The F-35A took part in an ILA flying display for the first time during 5-9 June event

The first six aircraft are due to be handed over by October 2026, with these and two others to remain in the USA to support training activities at Ebbing Field Air National Guard base in Arkansas.

A first arrival in Germany will take place in 2027, and the air force’s full complement of the type will be delivered by 2029. This is in line with the Luftwaffe’s plan to retire the last of its Panavia Tornado strike aircraft in 2030.

McDonald says the German air force’s F-35As will be “dual-capable” – referring to their ability to perform both conventional and nuclear strikes. Berlin is acquiring the type to maintain its nuclear deterrent commitment to NATO, with the aircraft able to deploy the B61 bomb.

“That work is complete and the aircraft is now certified,” McDonald says of nuclear weapons integration with the F-35. “The Dutch are on that process right now as well,” he adds of moves to also make the capability available for European NATO nations.

Meanwhile, McDonald says Lockheed remains on track to resume F-35 deliveries in the third quarter of this year, once it has secured sign-off for the delayed Technology Refresh 3 (TR-3) standard.

“We have a plan for deliveries in the 75 to 110 range this year, and we are on track to do so,” he said at the ILA Berlin air show on 6 June. No examples of the stealth fighter were handed over during the first six months of 2024.

“Beyond that, we will start delivering those aircraft that have been waiting for that approval, so next year you will see a larger number,” McDonald says. Lockheed has continued building the type at its full rate of around 156 per year since the US Department of Defense and international customers halted deliveries due to incomplete TR-3 testing.

“We are in the final stages of the TR-3 certification,” he says, with flight testing ongoing. “The [system] stability is very close to what we expect it to be.”

F-35s in TR-3 testing

Source: Lockheed Martin

Flight-testing continues on the F-35’s delayed TR-3 operating standard

Lockheed chief executive James Taiclet earlier this year outlined a stepped approach for the introduction of the TR-3 standard, starting with a so-called “combat training” version to be fielded from the third-quarter.

“TR-3 is not a dirty word.
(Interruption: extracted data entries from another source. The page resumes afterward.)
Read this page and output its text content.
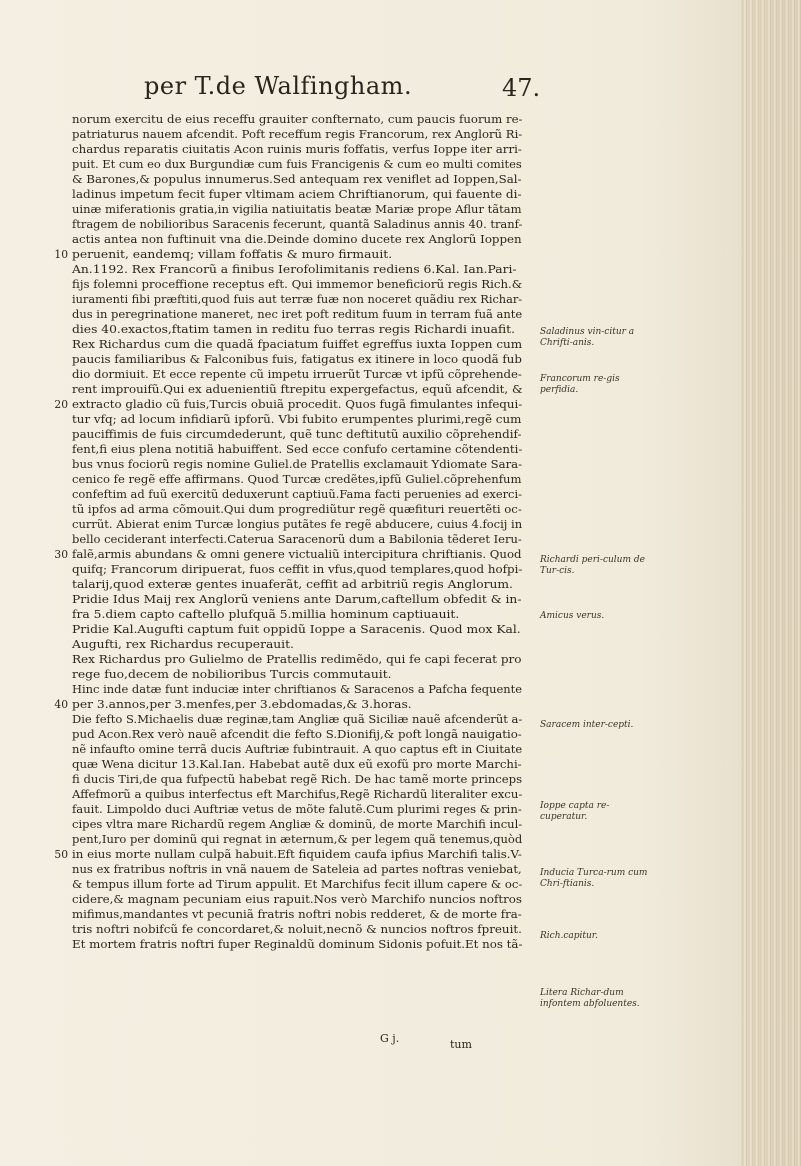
per T.de Walfingham.	47.
norum exercitu de eius receffu grauiter confternato, cum paucis fuorum re-
patriaturus nauem afcendit. Poft receffum regis Francorum, rex Anglorũ Ri-
chardus reparatis ciuitatis Acon ruinis muris foffatis, verfus Ioppe iter arri-
puit. Et cum eo dux Burgundiæ cum fuis Francigenis & cum eo multi comites
& Barones,& populus innumerus.Sed antequam rex veniflet ad Ioppen,Sal-
ladinus impetum fecit fuper vltimam aciem Chriftianorum, qui fauente di-
uinæ miferationis gratia,in vigilia natiuitatis beatæ Mariæ prope Aflur tãtam
ftragem de nobilioribus Saracenis fecerunt, quantã Saladinus annis 40. tranf-
actis antea non fuftinuit vna die.Deinde domino ducete rex Anglorũ Ioppen
10 peruenit, eandemq; villam foffatis & muro firmauit.
An.1192. Rex Francorũ a finibus Ierofolimitanis rediens 6.Kal. Ian.Pari-
fijs folemni proceffione receptus eft. Qui immemor beneficiorũ regis Rich.&
iuramenti fibi præftiti,quod fuis aut terræ fuæ non noceret quãdiu rex Richar-
dus in peregrinatione maneret, nec iret poft reditum fuum in terram fuã ante
dies 40.exactos,ftatim tamen in reditu fuo terras regis Richardi inuafit.
Rex Richardus cum die quadã fpaciatum fuiffet egreffus iuxta Ioppen cum
paucis familiaribus & Falconibus fuis, fatigatus ex itinere in loco quodã fub
dio dormiuit. Et ecce repente cũ impetu irruerũt Turcæ vt ipfũ cõprehende-
rent improuifũ.Qui ex aduenientiũ ftrepitu expergefactus, equũ afcendit, &
20 extracto gladio cũ fuis,Turcis obuiã procedit. Quos fugã fimulantes infequi-
tur vfq; ad locum infidiarũ ipforũ. Vbi fubito erumpentes plurimi,regẽ cum
pauciffimis de fuis circumdederunt, quẽ tunc deftitutũ auxilio cõprehendif-
fent,fi eius plena notitiã habuiffent. Sed ecce confufo certamine cõtendenti-
bus vnus fociorũ regis nomine Guliel.de Pratellis exclamauit Ydiomate Sara-
cenico fe regẽ effe affirmans. Quod Turcæ credẽtes,ipfũ Guliel.cõprehenfum
confeftim ad fuũ exercitũ deduxerunt captiuũ.Fama facti peruenies ad exerci-
tũ ipfos ad arma cõmouit.Qui dum progrediũtur regẽ quæfituri reuertẽti oc-
currũt. Abierat enim Turcæ longius putãtes fe regẽ abducere, cuius 4.focij in
bello ceciderant interfecti.Caterua Saracenorũ dum a Babilonia tẽderet Ieru-
30 falẽ,armis abundans & omni genere victualiũ intercipitura chriftianis. Quod
quifq; Francorum diripuerat, fuos ceffit in vfus,quod templares,quod hofpi-
talarij,quod exteræ gentes inuaferãt, ceffit ad arbitriũ regis Anglorum.
Pridie Idus Maij rex Anglorũ veniens ante Darum,caftellum obfedit & in-
fra 5.diem capto caftello plufquã 5.millia hominum captiuauit.
Pridie Kal.Augufti captum fuit oppidũ Ioppe a Saracenis. Quod mox Kal.
Augufti, rex Richardus recuperauit.
Rex Richardus pro Gulielmo de Pratellis redimẽdo, qui fe capi fecerat pro
rege fuo,decem de nobilioribus Turcis commutauit.
Hinc inde datæ funt induciæ inter chriftianos & Saracenos a Pafcha fequente
40 per 3.annos,per 3.menfes,per 3.ebdomadas,& 3.horas.
Die fefto S.Michaelis duæ reginæ,tam Angliæ quã Siciliæ nauẽ afcenderũt a-
pud Acon.Rex verò nauẽ afcendit die fefto S.Dionifij,& poft longã nauigatio-
nẽ infaufto omine terrã ducis Auftriæ fubintrauit. A quo captus eft in Ciuitate
quæ Wena dicitur 13.Kal.Ian. Habebat autẽ dux eũ exofũ pro morte Marchi-
fi ducis Tiri,de qua fufpectũ habebat regẽ Rich. De hac tamẽ morte princeps
Affefmorũ a quibus interfectus eft Marchifus,Regẽ Richardũ literaliter excu-
fauit. Limpoldo duci Auftriæ vetus de mõte falutẽ.Cum plurimi reges & prin-
cipes vltra mare Richardũ regem Angliæ & dominũ, de morte Marchifi incul-
pent,Iuro per dominũ qui regnat in æternum,& per legem quã tenemus,quòd
50 in eius morte nullam culpã habuit.Eft fiquidem caufa ipfius Marchifi talis.V-
nus ex fratribus noftris in vnã nauem de Sateleia ad partes noftras veniebat,
& tempus illum forte ad Tirum appulit. Et Marchifus fecit illum capere & oc-
cidere,& magnam pecuniam eius rapuit.Nos verò Marchifo nuncios noftros
mifimus,mandantes vt pecuniã fratris noftri nobis redderet, & de morte fra-
tris noftri nobifcũ fe concordaret,& noluit,necnõ & nuncios noftros fpreuit.
Et mortem fratris noftri fuper Reginaldũ dominum Sidonis pofuit.Et nos tã-
Saladinus vin-citur a Chrifti-anis.
Francorum re-gis perfidia.
Richardi peri-culum de Tur-cis.
Amicus verus.
Saracem inter-cepti.
Ioppe capta re-cuperatur.
Inducia Turca-rum cum Chri-ftianis.
Rich.capitur.
Litera Richar-dum infontem abfoluentes.
G j.	tum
TR-3 is absolutely amazing – it’s what keeps the airplane significantly ahead of the threat for the next many years,” he says, since it will provide the foundation for the F-35’s future Block 4 standard. That process will deliver 75 major upgrades, across sensors, weapons integration and interconnectivity.

Meanwhile, Lockheed is eyeing additional sales of the F-35 in Europe, with Greece and Romania “working through the LOI [letter of intent] process”.

Lockheed projects that there will be potentially 650 F-35s in service with European customers by 2035, providing critical mass as next-generation combat air programmes mature.

“The number one consideration is to stay ahead of the threat,” he says, noting that Europe’s two such development efforts are only due to start delivering capability from 2035 and 2040, respectively.

“How long before there are enough of those [sixth-generation fighters] that you have a fleet that is tactically significant? Now we’re at 2040, 2045 or maybe 2050.

“That tells me that for the next 25 years you’re going to fight with F-35 against the threat. So you had better make sure you have got the right F-35s, you have got enough of them and you have kept them modernised.”

The US Air Force demonstrated the F-35A in the daily flying display at ILA for the first time during this year’s 5-9 June event, using an example drawn from Lakenheath in the UK.